In order to avoid this chilling future, we have to first imagine it. In an
unprecedented Internet event, ABC is inviting people from around the world to
bring the future to life.
We are asking you to use your imagination to create short videos about what it
would be like to live through the next century if we stay on our current path.
Using predictions from top experts, we will brief participants on global
conditions in the years 2015, 2050, 2070 and 2100 -- and we want you to
describe the dangers that are unfolding before your eyes.

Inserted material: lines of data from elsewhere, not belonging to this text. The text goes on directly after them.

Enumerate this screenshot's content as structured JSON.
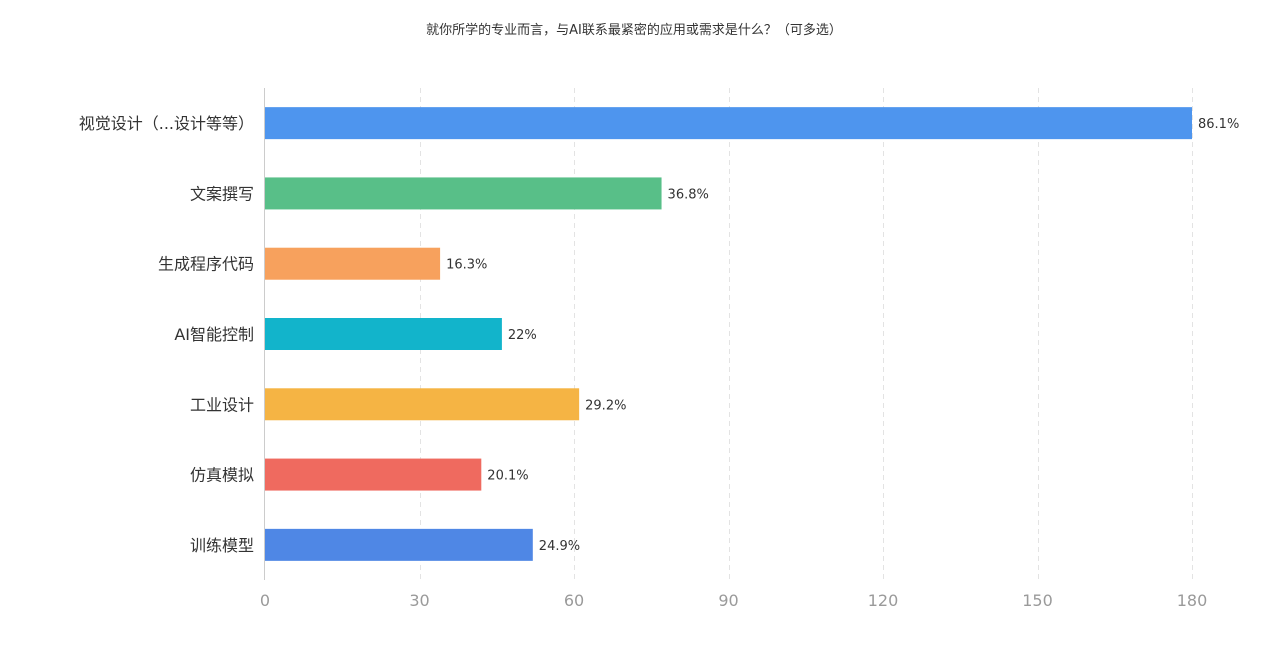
{
  "chart_data": {
    "type": "bar",
    "orientation": "horizontal",
    "title": "就你所学的专业而言，与AI联系最紧密的应用或需求是什么？（可多选）",
    "xlabel": "",
    "ylabel": "",
    "xlim": [
      0,
      180
    ],
    "ticks": [
      0,
      30,
      60,
      90,
      120,
      150,
      180
    ],
    "grid": "vertical dashed",
    "categories": [
      "视觉设计（...设计等等）",
      "文案撰写",
      "生成程序代码",
      "AI智能控制",
      "工业设计",
      "仿真模拟",
      "训练模型"
    ],
    "values": [
      180,
      77,
      34,
      46,
      61,
      42,
      52
    ],
    "labels": [
      "86.1%",
      "36.8%",
      "16.3%",
      "22%",
      "29.2%",
      "20.1%",
      "24.9%"
    ],
    "colors": [
      "#4e95ee",
      "#58bf88",
      "#f7a15d",
      "#12b4cb",
      "#f5b444",
      "#ef6a5f",
      "#4f87e5"
    ]
  }
}
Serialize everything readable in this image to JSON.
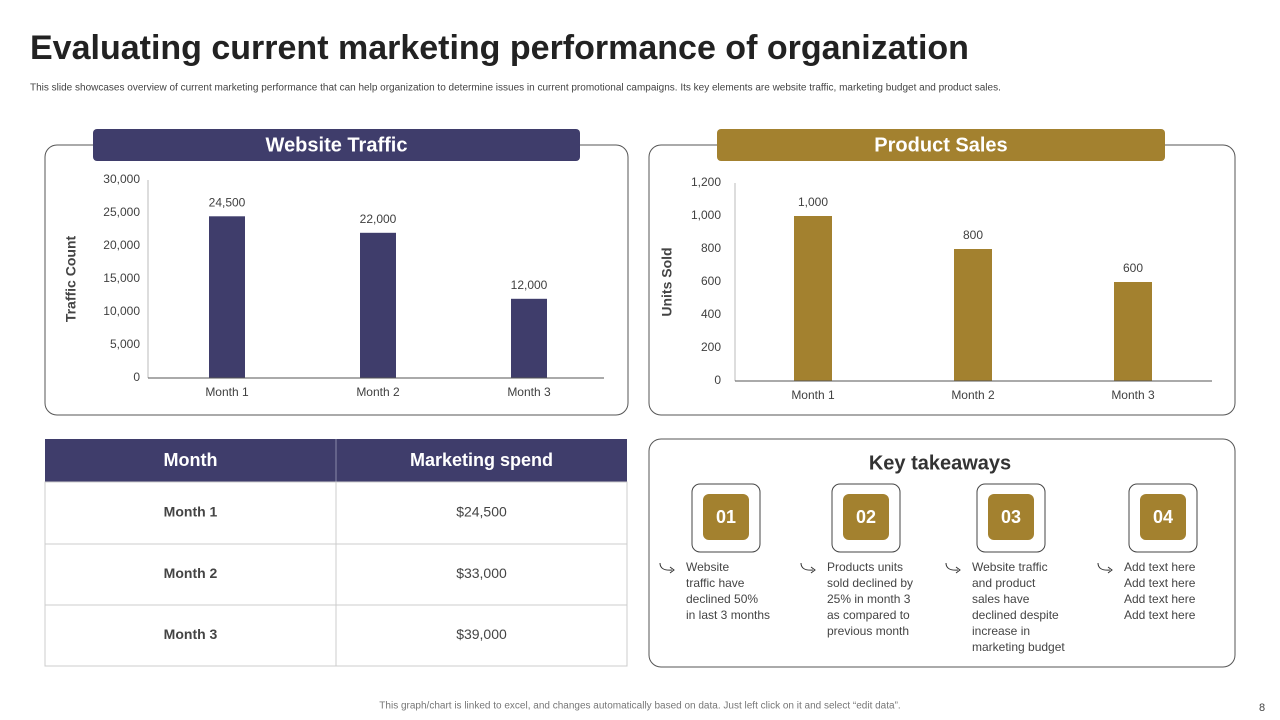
{
  "title": "Evaluating current marketing performance of organization",
  "subtitle": "This slide showcases overview of current marketing performance that can help organization to determine issues in current promotional campaigns. Its key elements are website traffic, marketing budget and product sales.",
  "chart_data": [
    {
      "type": "bar",
      "title": "Website Traffic",
      "y_label": "Traffic Count",
      "categories": [
        "Month 1",
        "Month 2",
        "Month 3"
      ],
      "values": [
        24500,
        22000,
        12000
      ],
      "value_labels": [
        "24,500",
        "22,000",
        "12,000"
      ],
      "color": "#3f3d6b",
      "ylim": [
        0,
        30000
      ],
      "yticks": [
        0,
        {
          "value": 5000,
          "label": "5,000"
        },
        {
          "value": 10000,
          "label": "10,000"
        },
        {
          "value": 15000,
          "label": "15,000"
        },
        {
          "value": 20000,
          "label": "20,000"
        },
        {
          "value": 25000,
          "label": "25,000"
        },
        {
          "value": 30000,
          "label": "30,000"
        }
      ],
      "grid": false
    },
    {
      "type": "bar",
      "title": "Product Sales",
      "y_label": "Units Sold",
      "categories": [
        "Month 1",
        "Month 2",
        "Month 3"
      ],
      "values": [
        1000,
        800,
        600
      ],
      "value_labels": [
        "1,000",
        "800",
        "600"
      ],
      "color": "#a3812f",
      "ylim": [
        0,
        1200
      ],
      "yticks": [
        0,
        200,
        400,
        600,
        800,
        {
          "value": 1000,
          "label": "1,000"
        },
        {
          "value": 1200,
          "label": "1,200"
        }
      ],
      "grid": false
    }
  ],
  "table": {
    "header": [
      "Month",
      "Marketing spend"
    ],
    "rows": [
      [
        "Month 1",
        "$24,500"
      ],
      [
        "Month 2",
        "$33,000"
      ],
      [
        "Month 3",
        "$39,000"
      ]
    ]
  },
  "takeaways": {
    "title": "Key takeaways",
    "items": [
      {
        "number": "01",
        "lines": [
          "Website",
          "traffic have",
          "declined 50%",
          "in last 3 months"
        ]
      },
      {
        "number": "02",
        "lines": [
          "Products units",
          "sold declined by",
          "25% in month 3",
          "as compared to",
          "previous  month"
        ]
      },
      {
        "number": "03",
        "lines": [
          "Website traffic",
          "and product",
          "sales have",
          "declined despite",
          "increase in",
          "marketing budget"
        ]
      },
      {
        "number": "04",
        "lines": [
          "Add text here",
          "Add text here",
          "Add text here",
          "Add text here"
        ]
      }
    ]
  },
  "footer": "This graph/chart is linked to excel,  and changes automatically based on data. Just left click on it and select “edit data”.",
  "page_number": "8"
}
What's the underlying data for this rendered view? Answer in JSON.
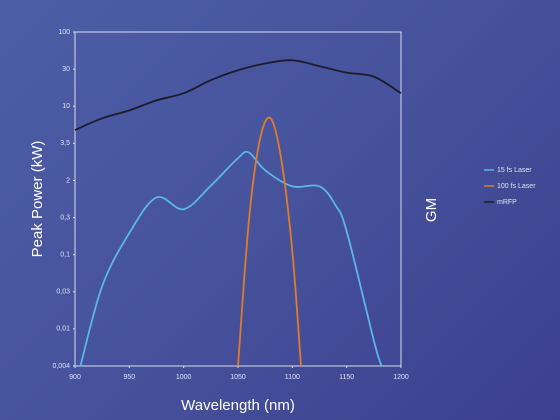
{
  "chart_data": {
    "type": "line",
    "y_label": "Peak Power (kW)",
    "y2_label": "GM",
    "x_label": "Wavelength (nm)",
    "log": true,
    "legend": "right",
    "xlim": [
      900,
      1200
    ],
    "xticks": [
      900,
      950,
      1000,
      1050,
      1100,
      1150,
      1200
    ],
    "ylim": [
      0.004,
      100
    ],
    "yticks": [
      {
        "value": 0.004,
        "label": "0,004"
      },
      {
        "value": 0.01,
        "label": "0,01"
      },
      {
        "value": 0.03,
        "label": "0,03"
      },
      {
        "value": 0.1,
        "label": "0,1"
      },
      {
        "value": 0.3,
        "label": "0,3"
      },
      2,
      {
        "value": 3.5,
        "label": "3,5"
      },
      10,
      30,
      100
    ],
    "series": [
      {
        "name": "15 fs Laser",
        "color": "#5cb6e6",
        "x": [
          905,
          925,
          950,
          975,
          1000,
          1025,
          1050,
          1060,
          1075,
          1100,
          1125,
          1140,
          1150,
          1175,
          1182
        ],
        "values": [
          0.004,
          0.036,
          0.19,
          0.84,
          0.46,
          1.53,
          2.8,
          3.05,
          2.33,
          1.48,
          1.48,
          0.55,
          0.2,
          0.0075,
          0.004
        ]
      },
      {
        "name": "100 fs Laser",
        "color": "#e07b2a",
        "x": [
          1050,
          1060,
          1070,
          1080,
          1090,
          1100,
          1108
        ],
        "values": [
          0.004,
          0.27,
          3.8,
          7.1,
          2.7,
          0.11,
          0.004
        ]
      },
      {
        "name": "mRFP",
        "color": "#1c1c2a",
        "x": [
          900,
          925,
          950,
          975,
          1000,
          1025,
          1050,
          1075,
          1100,
          1125,
          1150,
          1175,
          1200
        ],
        "values": [
          5.1,
          7.1,
          8.9,
          11.9,
          14.7,
          21.6,
          29,
          36,
          40,
          33,
          27,
          24,
          14.7
        ]
      }
    ]
  }
}
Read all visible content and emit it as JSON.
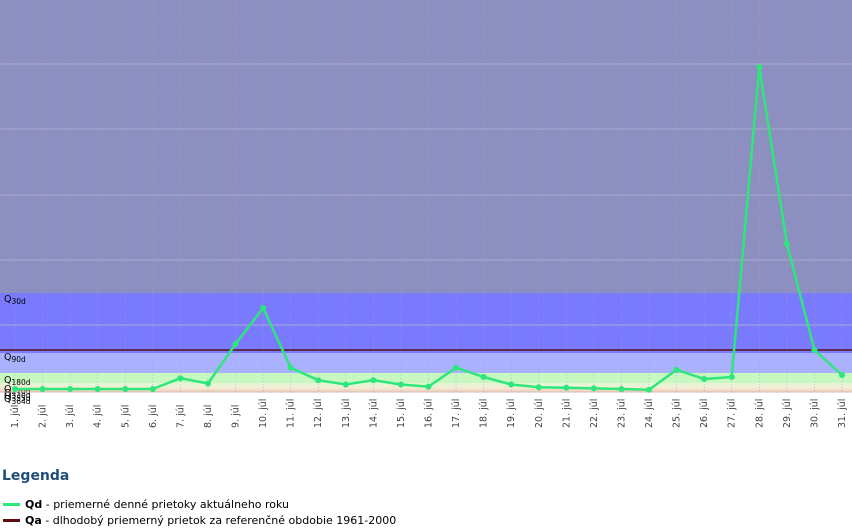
{
  "chart_data": {
    "type": "line",
    "categories": [
      "1. júl",
      "2. júl",
      "3. júl",
      "4. júl",
      "5. júl",
      "6. júl",
      "7. júl",
      "8. júl",
      "9. júl",
      "10. júl",
      "11. júl",
      "12. júl",
      "13. júl",
      "14. júl",
      "15. júl",
      "16. júl",
      "17. júl",
      "18. júl",
      "19. júl",
      "20. júl",
      "21. júl",
      "22. júl",
      "23. júl",
      "24. júl",
      "25. júl",
      "26. júl",
      "27. júl",
      "28. júl",
      "29. júl",
      "30. júl",
      "31. júl"
    ],
    "series": [
      {
        "name": "Qd",
        "color": "#2ee77a",
        "values": [
          0.04,
          0.04,
          0.04,
          0.04,
          0.04,
          0.04,
          0.27,
          0.14,
          1.15,
          1.75,
          0.56,
          0.22,
          0.12,
          0.22,
          0.12,
          0.08,
          0.56,
          0.3,
          0.12,
          0.07,
          0.06,
          0.05,
          0.04,
          0.03,
          0.5,
          0.25,
          0.3,
          9.8,
          3.7,
          1.05,
          0.35
        ]
      }
    ],
    "reference_lines": [
      {
        "name": "Qa",
        "value": 1.05,
        "color": "#5b0f0f"
      }
    ],
    "zones": [
      {
        "label": "Q30d",
        "main": "Q",
        "sub": "30d",
        "from": 2.0,
        "to": 30,
        "color": "#8c8fbf"
      },
      {
        "label": "Q90d",
        "main": "Q",
        "sub": "90d",
        "from": 1.0,
        "to": 2.0,
        "color": "#7a7aff"
      },
      {
        "label": "Q180d",
        "main": "Q",
        "sub": "180d",
        "from": 0.4,
        "to": 1.0,
        "color": "#aab2ff"
      },
      {
        "label": "Q270d",
        "main": "Q",
        "sub": "270d",
        "from": 0.15,
        "to": 0.4,
        "color": "#c8f7c0"
      },
      {
        "label": "Q330d",
        "main": "Q",
        "sub": "330d",
        "from": 0.09,
        "to": 0.15,
        "color": "#e6f5d6"
      },
      {
        "label": "Q355d",
        "main": "Q",
        "sub": "355d",
        "from": 0.04,
        "to": 0.09,
        "color": "#f2ecd2"
      },
      {
        "label": "Q364d",
        "main": "Q",
        "sub": "364d",
        "from": 0.0,
        "to": 0.04,
        "color": "#f4d9c8"
      }
    ],
    "ylim": [
      0,
      12
    ],
    "grid": true,
    "title": "",
    "xlabel": "",
    "ylabel": ""
  },
  "legend": {
    "title": "Legenda",
    "items": [
      {
        "key": "Qd",
        "text": " - priemerné denné prietoky aktuálneho roku",
        "color": "#2ee77a"
      },
      {
        "key": "Qa",
        "text": " - dlhodobý priemerný prietok za referenčné obdobie 1961-2000",
        "color": "#5b0f0f"
      }
    ]
  }
}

Submitted videos will be combined with the projections of top scientists,
historians, and economists to form a powerful Web-based narrative about the
perils of our future. We will also select the most compelling reports to form
the backbone of our two-hour primetime ABC News broadcast: Earth 2100, airing
this fall.
--
"Nobody is interested in solutions if they don't think there's a problem.
Given that starting point, I believe it is appropriate to have an
overrepresentation of factual presentations on how dangerous it is, as a
predicate for opening up the audience to listen to what the solutions are, and
how hopeful it is that we are going to solve this crisis."
-- Al Gore acknowledges exaggerating the dangers of "global warming"
I'd say nuclear weapons are by far the biggest danger of wiping out
civilization in the next century. Imagine if both sides had them in
quantity during WWII. We probably wouldn't have made it.